C’est dans ce processus que l’on pourrait appeler le legs de l’ignorance que se perd le fond philosophique marocain, avec dans ses sillages le fond littéraire et artistique, à tous ses niveaux et à tous ses étages. Car, il nous semble aberrant d’avoir un DES en littérature sans avoir lu ses classiques, sans avoir appris par cœur les idées de tous ces penseurs marocains qui ont installé une certaine forme de philosophie marocaine, maghrébine et arabes, au-delà des limites géographiques nationales. Il est tout aussi aberrant de rencontrer des étudiants libanais, syriens et irakiens qui connaissent Mohamed Abed El Jabri, qui peuvent citer Abdallah Laroui alors que leurs collègues marocains en sont incapables. Impossible, dans cette configuration, de réaliser ce passage de relais qui garantit la postérité à de tels philosophes de la première heure, sachant que dans une grande majorité tous ces penseurs nous ont quittés depuis peu, à l’échelle de la déperdition de la connaissance avec le passage du temps, s’entend.

C’est dans une large mesure l’un des postulats de base de la pensée d’un Taha Abderrahmane, par exemple, qui rejette la primauté de la philosophie globale ou universelle, contestant la préséance du caractère mondial de la philosophie (kawniyyatu al-falsafa) en proposant la possibilité pour chaque Nation d’avoir sa propre philosophie, loin de toute hégémonie condescendante, comme il le précise dans son œuvre : «Le droit arabe à une philosophie propre» ou encore dans «Le droit musulman à une pensée propre».

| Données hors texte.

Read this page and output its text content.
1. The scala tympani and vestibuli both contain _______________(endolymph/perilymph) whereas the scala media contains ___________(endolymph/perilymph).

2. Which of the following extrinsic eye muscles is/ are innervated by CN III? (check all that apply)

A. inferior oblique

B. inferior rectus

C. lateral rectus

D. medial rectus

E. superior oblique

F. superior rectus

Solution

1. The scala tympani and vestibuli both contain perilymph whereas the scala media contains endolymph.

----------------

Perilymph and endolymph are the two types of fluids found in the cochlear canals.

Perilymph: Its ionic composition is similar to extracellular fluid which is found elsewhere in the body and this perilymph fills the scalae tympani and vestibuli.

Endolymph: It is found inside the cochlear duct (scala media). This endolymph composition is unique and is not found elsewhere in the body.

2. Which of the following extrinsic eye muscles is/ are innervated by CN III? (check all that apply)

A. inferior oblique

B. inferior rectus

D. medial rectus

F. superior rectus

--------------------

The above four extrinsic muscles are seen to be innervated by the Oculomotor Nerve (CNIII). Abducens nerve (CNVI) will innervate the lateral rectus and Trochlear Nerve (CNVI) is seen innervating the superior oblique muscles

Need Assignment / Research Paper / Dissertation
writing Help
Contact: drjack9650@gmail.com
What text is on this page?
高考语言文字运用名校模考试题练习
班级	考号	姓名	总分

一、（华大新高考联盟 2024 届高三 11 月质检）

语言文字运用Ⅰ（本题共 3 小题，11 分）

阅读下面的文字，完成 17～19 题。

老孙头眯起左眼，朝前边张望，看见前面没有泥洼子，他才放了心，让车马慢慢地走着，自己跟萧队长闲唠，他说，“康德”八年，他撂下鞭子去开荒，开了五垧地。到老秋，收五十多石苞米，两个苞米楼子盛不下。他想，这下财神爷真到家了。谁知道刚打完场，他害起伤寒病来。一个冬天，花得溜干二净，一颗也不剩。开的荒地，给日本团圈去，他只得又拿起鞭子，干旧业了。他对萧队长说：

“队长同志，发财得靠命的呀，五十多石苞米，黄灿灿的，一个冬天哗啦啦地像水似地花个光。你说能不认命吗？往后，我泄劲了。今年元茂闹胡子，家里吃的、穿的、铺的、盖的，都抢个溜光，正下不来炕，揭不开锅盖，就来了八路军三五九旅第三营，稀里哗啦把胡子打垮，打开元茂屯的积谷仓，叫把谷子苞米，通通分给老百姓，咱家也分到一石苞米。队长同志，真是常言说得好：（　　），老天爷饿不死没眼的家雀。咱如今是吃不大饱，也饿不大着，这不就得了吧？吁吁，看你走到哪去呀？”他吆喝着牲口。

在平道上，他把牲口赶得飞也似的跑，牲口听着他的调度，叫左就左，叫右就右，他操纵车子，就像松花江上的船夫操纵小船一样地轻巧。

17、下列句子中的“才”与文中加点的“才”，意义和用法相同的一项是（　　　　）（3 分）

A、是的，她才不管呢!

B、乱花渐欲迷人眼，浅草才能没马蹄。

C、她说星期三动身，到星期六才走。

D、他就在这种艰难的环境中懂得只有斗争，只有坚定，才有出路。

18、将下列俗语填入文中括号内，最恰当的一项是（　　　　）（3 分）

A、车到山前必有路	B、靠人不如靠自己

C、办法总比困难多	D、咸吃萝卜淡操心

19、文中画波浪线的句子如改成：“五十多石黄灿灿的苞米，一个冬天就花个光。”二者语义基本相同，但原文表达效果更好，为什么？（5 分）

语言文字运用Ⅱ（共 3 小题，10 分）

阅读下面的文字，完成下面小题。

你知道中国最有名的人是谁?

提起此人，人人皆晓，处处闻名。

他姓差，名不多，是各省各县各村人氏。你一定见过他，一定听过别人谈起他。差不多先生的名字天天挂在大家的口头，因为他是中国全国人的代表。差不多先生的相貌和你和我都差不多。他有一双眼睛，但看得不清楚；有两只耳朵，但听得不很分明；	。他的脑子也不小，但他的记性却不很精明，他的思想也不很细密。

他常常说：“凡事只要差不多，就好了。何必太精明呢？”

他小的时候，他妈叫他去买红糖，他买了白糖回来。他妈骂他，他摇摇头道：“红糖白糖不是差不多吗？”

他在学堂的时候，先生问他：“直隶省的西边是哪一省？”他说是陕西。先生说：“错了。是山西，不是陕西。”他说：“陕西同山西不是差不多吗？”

Un droit qui devrait être également un devoir pour tous ceux qui osent se réclamer de la philosophie et des lettres, dans une société où l’inculture le dispute à la médiocrité tous azimuts, reléguant la quête du savoir et le cheminement vers la connaissance au cinquième plan comme étant la cinquième roue du carrosse pseudo-intellectuel à la marocaine.